For this exhibition, Aaron’s work consists of acrylics on canvas. Through bold yet subtle abstract shapes and muted, but ever deepening palettes, Aaron finds comfort in creating a space “in between”. His abstract shapes are distantly familiar, hinting at conclusions that only you can make for yourself. The exhibition is aptly titled, “Honest Ambiguity”, explores the greyness of the human condition and embracing what is possible. Of this work, Aaron says, “I understand that not everyone may share my affinity for the grey area. Frustration can often accompany vagueness, creating doubt. However, doubt can be used as a tool to inform self-reflection.”
Aaron Morvan is a designer, artist, and curator based in Oklahoma City. He earned his Bachelor’s Degree of Fine Art from Oklahoma Baptist University. In addition to creating his own work, Morvan produces exhibitions for non-gallery venues in Oklahoma City. He makes pizza most every Monday evening and is willing to share—just ask for an invite.

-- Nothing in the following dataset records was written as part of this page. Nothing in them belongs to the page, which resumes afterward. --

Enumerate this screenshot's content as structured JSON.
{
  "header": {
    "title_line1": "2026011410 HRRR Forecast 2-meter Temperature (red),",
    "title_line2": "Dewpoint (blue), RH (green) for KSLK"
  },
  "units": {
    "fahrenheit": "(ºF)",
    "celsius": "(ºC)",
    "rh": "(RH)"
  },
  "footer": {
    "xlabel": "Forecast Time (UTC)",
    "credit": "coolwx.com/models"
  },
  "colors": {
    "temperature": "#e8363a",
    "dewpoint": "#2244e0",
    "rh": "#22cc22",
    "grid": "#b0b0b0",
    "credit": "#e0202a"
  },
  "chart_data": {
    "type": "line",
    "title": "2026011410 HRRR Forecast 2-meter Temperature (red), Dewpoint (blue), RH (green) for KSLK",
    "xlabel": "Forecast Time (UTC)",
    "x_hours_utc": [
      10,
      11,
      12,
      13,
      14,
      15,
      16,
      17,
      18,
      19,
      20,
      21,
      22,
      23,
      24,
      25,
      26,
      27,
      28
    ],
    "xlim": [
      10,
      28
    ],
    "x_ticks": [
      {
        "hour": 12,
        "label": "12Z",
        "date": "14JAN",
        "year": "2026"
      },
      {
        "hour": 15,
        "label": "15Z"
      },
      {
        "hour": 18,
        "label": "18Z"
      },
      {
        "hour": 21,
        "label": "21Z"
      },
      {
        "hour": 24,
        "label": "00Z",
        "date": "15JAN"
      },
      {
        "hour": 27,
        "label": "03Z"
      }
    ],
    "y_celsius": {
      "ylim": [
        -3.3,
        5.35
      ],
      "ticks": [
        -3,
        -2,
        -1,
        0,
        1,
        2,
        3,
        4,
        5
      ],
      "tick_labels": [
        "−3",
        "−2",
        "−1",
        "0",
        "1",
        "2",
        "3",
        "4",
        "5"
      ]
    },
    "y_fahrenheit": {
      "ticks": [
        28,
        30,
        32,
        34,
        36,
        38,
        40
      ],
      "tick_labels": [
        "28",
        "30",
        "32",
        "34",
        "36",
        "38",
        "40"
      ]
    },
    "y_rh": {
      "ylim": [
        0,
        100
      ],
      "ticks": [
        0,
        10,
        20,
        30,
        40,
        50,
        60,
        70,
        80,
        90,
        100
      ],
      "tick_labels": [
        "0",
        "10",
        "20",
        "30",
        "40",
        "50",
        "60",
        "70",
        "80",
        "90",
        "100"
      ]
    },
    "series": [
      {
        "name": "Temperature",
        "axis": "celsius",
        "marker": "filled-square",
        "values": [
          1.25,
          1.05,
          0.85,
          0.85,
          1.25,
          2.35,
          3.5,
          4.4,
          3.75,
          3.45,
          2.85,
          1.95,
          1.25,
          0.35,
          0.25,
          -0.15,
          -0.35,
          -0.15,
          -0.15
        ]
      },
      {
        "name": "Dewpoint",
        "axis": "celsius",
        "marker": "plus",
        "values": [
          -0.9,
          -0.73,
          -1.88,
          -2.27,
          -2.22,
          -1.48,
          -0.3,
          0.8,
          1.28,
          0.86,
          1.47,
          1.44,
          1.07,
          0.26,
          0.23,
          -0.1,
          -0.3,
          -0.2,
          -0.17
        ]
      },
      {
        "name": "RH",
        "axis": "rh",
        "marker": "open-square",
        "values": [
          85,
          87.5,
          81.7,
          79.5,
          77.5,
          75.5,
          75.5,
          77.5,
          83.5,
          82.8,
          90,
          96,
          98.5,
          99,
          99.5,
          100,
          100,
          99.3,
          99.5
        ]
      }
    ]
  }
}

Artist Statement for “Honest Ambiguity”
Ambiguity is a strange and fascinating concept. I’ve come to embrace the ambiguous in my life and in my art—it allows possibility. These shapes can be anything going anywhere. These faces could be anyone from any place. The colors used are inexact and subtle, which I find more interesting than the bold and noisy.
I understand that not everyone may share my affinity for the grey area. Frustration can often accompany vagueness, creating doubt. However, doubt can be used as a tool to inform self-reflection.
This collection as a whole serves as a reminder to embrace the ambiguous parts of life, quieting anxiety and worry. The shapes are a reminder to let unchangeable forces in life be what they are. The faces are a reminder to live and work hard, without getting bogged down. I have no expectations of what your experience with this collection may be, but I hope it may be informative.